Soa como uma trama de ficção científica. Empresas de cosméticos formulam novos cremes e loções com componentes minúsculos, que melhoram a ação dos produtos. Mas os componentes minúsculos têm uma desvantagem inesperada: podem penetrar a pele, percorrer o corpo e concentrar-se de modo prejudicial em órgãos como o fígado.
A nanofobia é o medo de que os componentes minúsculos, criados na nanoescala -ou seja, medindo cem nanômetros ou menos- possam percorrer nosso corpo de modo descontrolado. Um fio de cabelo humano, por exemplo, tem entre 50 mil e 100 mil nanômetros de diâmetro. Uma nanopartícula de dióxido de titânio presente num bloqueador solar pode medir apenas 15 nanômetros (um nanômetro equivale a um bilionésimo de metro).
"Quanto menor a partícula, mas longe pode se deslocar nos tecidos, nas vias aéreas ou nos vasos sanguíneos", disse Adnan Nasir, professor assistente clínico de dermatologia na Universidade da Carolina do Norte. "Algumas nanopartículas são indestrutíveis. Elas não são metabolizadas e se acumulam nos órgãos, gerando risco de falência destes."
De fato, médicos, cientistas e defensores dos consumidores temem que muitas indústrias estejam adotando a nanotecnologia antes de estudos que verifiquem se a ingestão, inalação ou penetração dermatológica dessas partículas constitui ameaça à saúde ou ao meio ambiente.
As pessoas já vivem expostas a nanopartículas. Fogões e forninhos elétricos emitem partículas ultrafinas de entre 2 e 20 nanômetros, segundo o Instituto Nacional de Padrões e Tecnologia dos EUA; os pesquisadores relataram em novembro que o contato de longo prazo com esses eletrodomésticos pode constituir a maior exposição às menores das nanopartículas.
Vários produtos já empregam materiais criados com nanoengenharia. Existem "nanocalças", calças de brim resistente a manchas, e jeans cujo tecido contém pêlos de nanodimensões que repelem o óleo e a sujeira.
Em loções e cremes, o uso de nanocomponentes pode garantir uniformidade e facilidade de aplicação sobre o corpo.
Alguns ingredientes podem apresentar comportamento diferente do normal quando estão em nanopartículas. A prata nanodimensional, por exemplo, pode agir como agente antibacteriano na pele. Partículas maiores de óxido de zinco e dióxido de titânio resultam em bloqueadores solares brancos e pastosos.

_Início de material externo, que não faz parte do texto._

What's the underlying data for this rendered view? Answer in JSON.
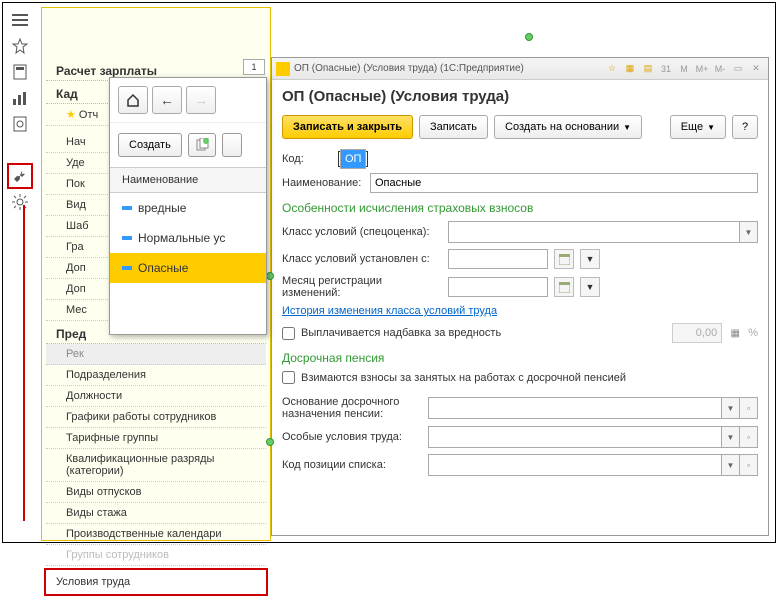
{
  "rail": {
    "icons": [
      "menu",
      "star",
      "calc",
      "chart",
      "safe",
      "wrench",
      "gear"
    ]
  },
  "sidebar": {
    "section1": "Расчет зарплаты",
    "section2": "Кад",
    "starred": "Отч",
    "items1": [
      "Нач",
      "Уде",
      "Пок",
      "Вид",
      "Шаб",
      "Гра",
      "Доп",
      "Доп",
      "Мес"
    ],
    "section3": "Пред",
    "rec": "Рек",
    "items2": [
      "Подразделения",
      "Должности",
      "Графики работы сотрудников",
      "Тарифные группы",
      "Квалификационные разряды (категории)",
      "Виды отпусков",
      "Виды стажа",
      "Производственные календари",
      "Группы сотрудников"
    ],
    "highlighted": "Условия труда"
  },
  "popup": {
    "create": "Создать",
    "header": "Наименование",
    "rows": [
      "вредные",
      "Нормальные ус",
      "Опасные"
    ]
  },
  "tabNumber": "1",
  "window": {
    "title": "ОП (Опасные) (Условия труда)    (1С:Предприятие)",
    "toolbarRight": [
      "31",
      "M",
      "M+",
      "M-"
    ]
  },
  "form": {
    "title": "ОП (Опасные) (Условия труда)",
    "buttons": {
      "saveClose": "Записать и закрыть",
      "save": "Записать",
      "createBased": "Создать на основании",
      "more": "Еще",
      "help": "?"
    },
    "code": {
      "label": "Код:",
      "value": "ОП"
    },
    "name": {
      "label": "Наименование:",
      "value": "Опасные"
    },
    "section1": "Особенности исчисления страховых взносов",
    "classCond": "Класс условий (спецоценка):",
    "classSet": "Класс условий установлен с:",
    "monthReg": "Месяц регистрации изменений:",
    "historyLink": "История изменения класса условий труда",
    "harmBonus": "Выплачивается надбавка за вредность",
    "harmValue": "0,00",
    "section2": "Досрочная пенсия",
    "earlyPensionCheck": "Взимаются взносы за занятых на работах с досрочной пенсией",
    "basis": "Основание досрочного назначения пенсии:",
    "specialCond": "Особые условия труда:",
    "positionCode": "Код позиции списка:"
  }
}
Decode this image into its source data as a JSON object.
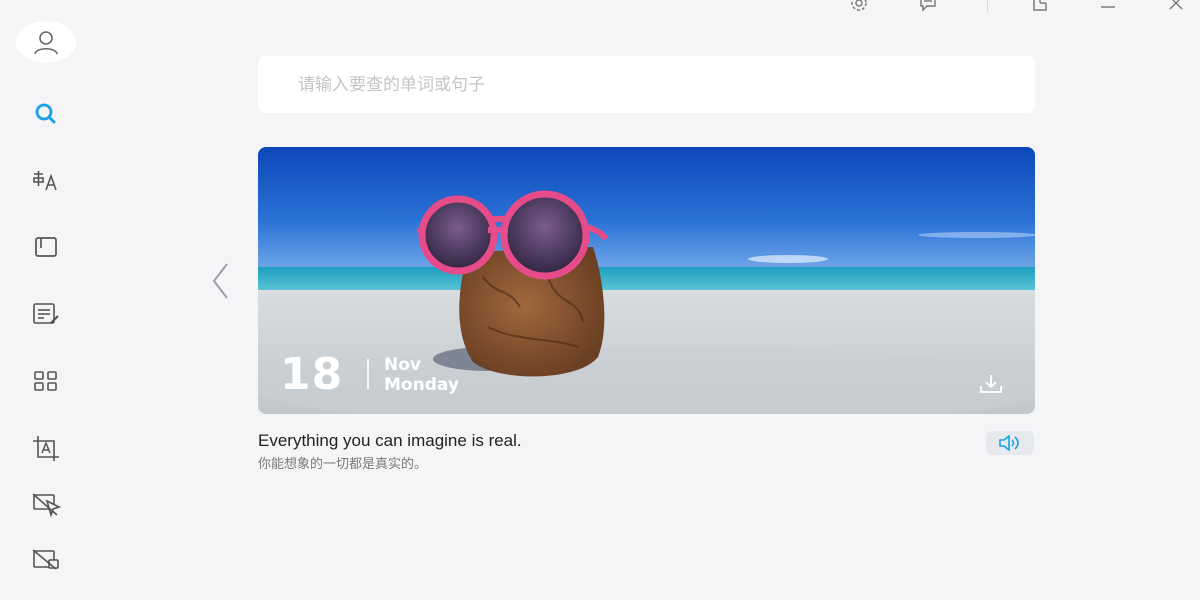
{
  "sidebar": {
    "items": [
      {
        "name": "avatar",
        "icon": "user-icon"
      },
      {
        "name": "search",
        "icon": "search-icon",
        "active": true
      },
      {
        "name": "translate",
        "icon": "translate-icon"
      },
      {
        "name": "wordbook",
        "icon": "book-icon"
      },
      {
        "name": "writing",
        "icon": "edit-document-icon"
      },
      {
        "name": "apps",
        "icon": "grid-icon"
      },
      {
        "name": "ocr",
        "icon": "text-recognition-icon"
      },
      {
        "name": "screen-translate",
        "icon": "pointer-disabled-icon"
      },
      {
        "name": "image-translate",
        "icon": "image-disabled-icon"
      }
    ]
  },
  "titlebar": {
    "buttons": [
      "settings-icon",
      "feedback-icon",
      "pin-icon",
      "minimize-icon",
      "close-icon"
    ]
  },
  "search": {
    "placeholder": "请输入要查的单词或句子",
    "value": ""
  },
  "banner": {
    "day": "18",
    "month": "Nov",
    "weekday": "Monday"
  },
  "quote": {
    "english": "Everything you can imagine is real.",
    "chinese": "你能想象的一切都是真实的。"
  },
  "colors": {
    "accent": "#1aa0e8",
    "background": "#f5f5f7",
    "icon": "#555555"
  }
}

Mas quando se trata de produtos de beleza, alguns defensores dos consumidores receiam que as nanopartículas dinâmicas gerem riscos à pele ou a outras partes do organismo. Os bloqueadores solares minerais são os que vêm atraindo mais atenção. "Substâncias totalmente benignas podem ser tóxicas em nanoescala", disse Michael Hansen, cientista sênior da União dos Consumidores. "Pelo fato de serem tão pequenas, as partículas podem chegar a partes do corpo às quais não chegavam antes."
Mas representantes da indústria cosmética dizem que não há evidências de que produtos de higiene e beleza com nanocomponentes constituam perigo à saúde. Uma revisão dos riscos potenciais dos nanomateriais, realizada em 2006 para o Centro Europeu de Toxicologia, concluiu que é improvável que bloqueadores solares contendo nanopartículas metálicas penetrem a pele saudável, mas levantou a questão de se devem ser realizados estudos de segurança para averiguar se esses materiais podem penetrar a pele machucada.
"É muito difícil fazer qualquer coisa passar pela pele", disse John Bailey, vice-presidente executivo do Conselho de Produtos de Cuidados Pessoais, grupo que representa a indústria, em Washington. "A pele é uma barreira muito eficaz." Alguns pesquisadores de nanotecnologia concordam, alegando que é ilógico supor riscos aos nanocomponentes.
No mês passado, o Which?, grupo de defesa de consumidores de Londres, divulgou uma pesquisa com 67 empresas de cosméticos sobre a presença e os testes de segurança de nanomateriais em produtos de higiene e beleza. Apenas 17 empresas responderam ao questionário; oito admitiram que utilizam nanomateriais.
"Quando a nanotecnologia era novidade, todo o mundo queria falar sobre ela", comentou Hansen, da União de Consumidores. "Mas, agora que as preocupações vieram à luz, as pessoas já não têm certeza se a palavra ‘nano’ é boa para ser divulgada."